The Court of Appeal for Ontario suggested this week that lawyers representing clients in lawsuits can discuss and review draft reports with expert witnesses and do not need to disclose all written communications.
In a major ruling, the Ontario Court of Appeal has overturned a murder conviction and ordered a new trial, finding that the trial judge erred in not allowing the defence to discuss its expert reports with the expert witnesses. The case involved the 2015 shooting death of Johnathan Z Hunting, which the defence said was accidental.
The jury at the first trial convicted the accused, Denny Ross, of second-degree murder. On appeal, Ross’ lawyer, Paul Burstein, argued that the trial judge had erred in not allowing him to discuss the expert reports with the witnesses before they testified. The Appeal Court agreed, saying the defence should have been allowed to “challenge and test” the witnesses’ opinions.

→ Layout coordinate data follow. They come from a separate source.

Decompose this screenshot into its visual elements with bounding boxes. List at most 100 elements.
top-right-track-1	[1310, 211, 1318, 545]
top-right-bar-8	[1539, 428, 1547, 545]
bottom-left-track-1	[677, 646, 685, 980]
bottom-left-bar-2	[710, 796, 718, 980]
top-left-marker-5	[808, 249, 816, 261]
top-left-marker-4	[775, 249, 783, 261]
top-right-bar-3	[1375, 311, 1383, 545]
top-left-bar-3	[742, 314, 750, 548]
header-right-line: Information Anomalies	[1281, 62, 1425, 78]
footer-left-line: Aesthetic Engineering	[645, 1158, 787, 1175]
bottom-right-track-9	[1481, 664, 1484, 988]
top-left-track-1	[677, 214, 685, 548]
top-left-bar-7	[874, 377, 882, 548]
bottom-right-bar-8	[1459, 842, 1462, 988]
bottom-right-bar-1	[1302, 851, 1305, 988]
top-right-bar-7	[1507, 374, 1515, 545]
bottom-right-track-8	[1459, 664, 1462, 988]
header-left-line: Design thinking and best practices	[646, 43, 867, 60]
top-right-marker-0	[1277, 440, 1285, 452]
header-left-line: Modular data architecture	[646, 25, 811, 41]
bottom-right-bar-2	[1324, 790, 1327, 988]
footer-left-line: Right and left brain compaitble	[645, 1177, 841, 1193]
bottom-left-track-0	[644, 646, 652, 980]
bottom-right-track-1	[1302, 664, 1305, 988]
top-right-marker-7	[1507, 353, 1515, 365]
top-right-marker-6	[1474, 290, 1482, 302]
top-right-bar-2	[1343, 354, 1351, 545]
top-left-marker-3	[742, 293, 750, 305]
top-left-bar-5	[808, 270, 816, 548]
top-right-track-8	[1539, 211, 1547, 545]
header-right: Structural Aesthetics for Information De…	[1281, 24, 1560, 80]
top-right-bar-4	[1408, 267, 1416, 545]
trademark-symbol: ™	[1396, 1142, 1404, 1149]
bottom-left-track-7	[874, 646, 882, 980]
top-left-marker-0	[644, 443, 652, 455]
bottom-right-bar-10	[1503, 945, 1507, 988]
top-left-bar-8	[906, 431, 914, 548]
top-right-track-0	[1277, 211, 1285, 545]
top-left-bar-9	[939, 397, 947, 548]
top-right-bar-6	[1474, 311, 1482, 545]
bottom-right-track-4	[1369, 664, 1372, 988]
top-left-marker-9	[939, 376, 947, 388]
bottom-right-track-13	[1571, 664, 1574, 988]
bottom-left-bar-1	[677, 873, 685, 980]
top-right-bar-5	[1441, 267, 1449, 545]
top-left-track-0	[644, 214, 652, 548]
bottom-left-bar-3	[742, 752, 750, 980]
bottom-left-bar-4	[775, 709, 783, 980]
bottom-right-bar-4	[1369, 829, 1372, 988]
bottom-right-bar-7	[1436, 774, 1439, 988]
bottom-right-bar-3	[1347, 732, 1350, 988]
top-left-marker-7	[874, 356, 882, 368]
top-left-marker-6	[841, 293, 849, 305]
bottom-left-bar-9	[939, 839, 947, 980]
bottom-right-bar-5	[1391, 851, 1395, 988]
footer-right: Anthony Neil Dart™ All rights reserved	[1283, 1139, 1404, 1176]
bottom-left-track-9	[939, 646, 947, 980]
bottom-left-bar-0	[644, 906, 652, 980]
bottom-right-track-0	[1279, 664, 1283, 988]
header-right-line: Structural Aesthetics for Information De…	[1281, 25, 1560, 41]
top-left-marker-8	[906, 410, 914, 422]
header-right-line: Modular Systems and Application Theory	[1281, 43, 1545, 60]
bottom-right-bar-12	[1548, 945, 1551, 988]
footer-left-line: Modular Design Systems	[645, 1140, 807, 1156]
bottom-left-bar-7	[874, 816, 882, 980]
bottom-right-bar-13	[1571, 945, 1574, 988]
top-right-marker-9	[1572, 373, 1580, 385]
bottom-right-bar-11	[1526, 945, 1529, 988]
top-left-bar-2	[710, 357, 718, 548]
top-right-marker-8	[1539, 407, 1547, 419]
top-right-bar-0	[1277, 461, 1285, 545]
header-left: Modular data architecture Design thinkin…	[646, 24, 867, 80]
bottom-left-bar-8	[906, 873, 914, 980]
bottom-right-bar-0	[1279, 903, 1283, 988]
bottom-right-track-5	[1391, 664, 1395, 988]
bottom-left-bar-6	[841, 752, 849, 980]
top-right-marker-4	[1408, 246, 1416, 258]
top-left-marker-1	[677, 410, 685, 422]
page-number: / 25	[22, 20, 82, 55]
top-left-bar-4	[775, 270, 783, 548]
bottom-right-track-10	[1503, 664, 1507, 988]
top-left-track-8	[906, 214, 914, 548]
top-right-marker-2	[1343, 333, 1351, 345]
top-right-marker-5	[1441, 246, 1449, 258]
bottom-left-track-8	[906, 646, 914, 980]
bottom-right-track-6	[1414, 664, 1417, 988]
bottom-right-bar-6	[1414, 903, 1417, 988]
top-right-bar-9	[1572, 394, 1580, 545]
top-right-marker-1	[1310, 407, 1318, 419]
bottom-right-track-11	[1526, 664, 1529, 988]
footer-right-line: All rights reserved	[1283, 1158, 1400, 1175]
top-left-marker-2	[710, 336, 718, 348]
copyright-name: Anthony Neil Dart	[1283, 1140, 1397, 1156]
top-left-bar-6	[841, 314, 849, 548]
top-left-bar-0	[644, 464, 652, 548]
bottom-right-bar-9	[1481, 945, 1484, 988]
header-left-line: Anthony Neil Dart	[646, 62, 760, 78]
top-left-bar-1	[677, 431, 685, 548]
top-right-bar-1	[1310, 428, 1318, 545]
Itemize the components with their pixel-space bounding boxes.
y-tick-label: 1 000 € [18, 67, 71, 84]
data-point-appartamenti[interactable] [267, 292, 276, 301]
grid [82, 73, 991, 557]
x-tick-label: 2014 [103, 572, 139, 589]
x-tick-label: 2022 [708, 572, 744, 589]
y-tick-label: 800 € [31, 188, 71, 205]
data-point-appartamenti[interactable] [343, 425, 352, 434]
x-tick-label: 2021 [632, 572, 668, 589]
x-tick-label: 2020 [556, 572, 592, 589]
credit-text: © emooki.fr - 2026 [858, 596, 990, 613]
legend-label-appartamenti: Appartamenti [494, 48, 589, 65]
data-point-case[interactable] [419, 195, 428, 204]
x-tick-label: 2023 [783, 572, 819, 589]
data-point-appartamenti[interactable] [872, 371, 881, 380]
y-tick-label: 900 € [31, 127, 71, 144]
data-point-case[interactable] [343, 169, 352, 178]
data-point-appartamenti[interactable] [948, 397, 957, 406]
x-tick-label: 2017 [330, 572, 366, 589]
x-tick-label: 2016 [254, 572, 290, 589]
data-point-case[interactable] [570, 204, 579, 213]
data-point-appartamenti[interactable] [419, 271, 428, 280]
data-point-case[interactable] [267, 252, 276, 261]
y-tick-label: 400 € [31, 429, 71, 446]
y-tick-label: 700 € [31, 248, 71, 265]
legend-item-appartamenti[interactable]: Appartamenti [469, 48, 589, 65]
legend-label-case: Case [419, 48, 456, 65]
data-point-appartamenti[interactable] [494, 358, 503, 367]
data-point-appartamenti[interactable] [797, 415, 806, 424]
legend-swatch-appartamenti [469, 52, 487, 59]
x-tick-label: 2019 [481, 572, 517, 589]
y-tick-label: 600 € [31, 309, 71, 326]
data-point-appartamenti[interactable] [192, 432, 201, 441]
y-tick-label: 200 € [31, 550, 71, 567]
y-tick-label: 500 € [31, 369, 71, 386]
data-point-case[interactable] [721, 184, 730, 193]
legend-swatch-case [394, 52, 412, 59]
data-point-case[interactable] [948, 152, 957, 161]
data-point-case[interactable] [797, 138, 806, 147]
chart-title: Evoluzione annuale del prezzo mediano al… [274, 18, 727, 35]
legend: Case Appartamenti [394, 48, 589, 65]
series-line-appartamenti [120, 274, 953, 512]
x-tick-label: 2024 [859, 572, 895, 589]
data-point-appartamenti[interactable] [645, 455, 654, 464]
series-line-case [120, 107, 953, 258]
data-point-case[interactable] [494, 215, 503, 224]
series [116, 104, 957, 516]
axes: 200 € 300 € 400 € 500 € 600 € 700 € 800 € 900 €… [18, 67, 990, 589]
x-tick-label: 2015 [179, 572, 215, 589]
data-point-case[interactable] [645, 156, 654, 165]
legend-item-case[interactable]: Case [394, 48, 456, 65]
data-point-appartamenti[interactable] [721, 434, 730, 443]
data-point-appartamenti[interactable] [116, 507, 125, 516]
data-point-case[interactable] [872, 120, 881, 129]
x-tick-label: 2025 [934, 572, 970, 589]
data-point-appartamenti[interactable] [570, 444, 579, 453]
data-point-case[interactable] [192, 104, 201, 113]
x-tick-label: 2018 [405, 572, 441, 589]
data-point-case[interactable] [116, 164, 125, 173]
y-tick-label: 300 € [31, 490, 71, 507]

The ruling is a victory for defence lawyers, who have long argued that they should be able to discuss their experts’ reports with the witnesses before they testify. The Ontario Crown Attorneys’ Association had argued that such discussions would lead to “mini-trials” outside the courtroom.
“While some judges have expressed concern that the impartiality of expert evidence may be tainted by discussions with counsel …. banning undocumented discussions between counsel and expert witnesses or mandating disclosure of all written communications is unsupported by and contrary to existing authority, ” wrote Mr. Justice Robert Sharpe of the Court of Appeal for Ontario in a decision released Thursday.
The Ontario appeal court has ruled that discussions between defence lawyers and expert witnesses are protected by solicitor-client privilege. This means that these discussions cannot be used as evidence in court. This ruling is important because it protects the rights of defence lawyers to confidential communication with their clients.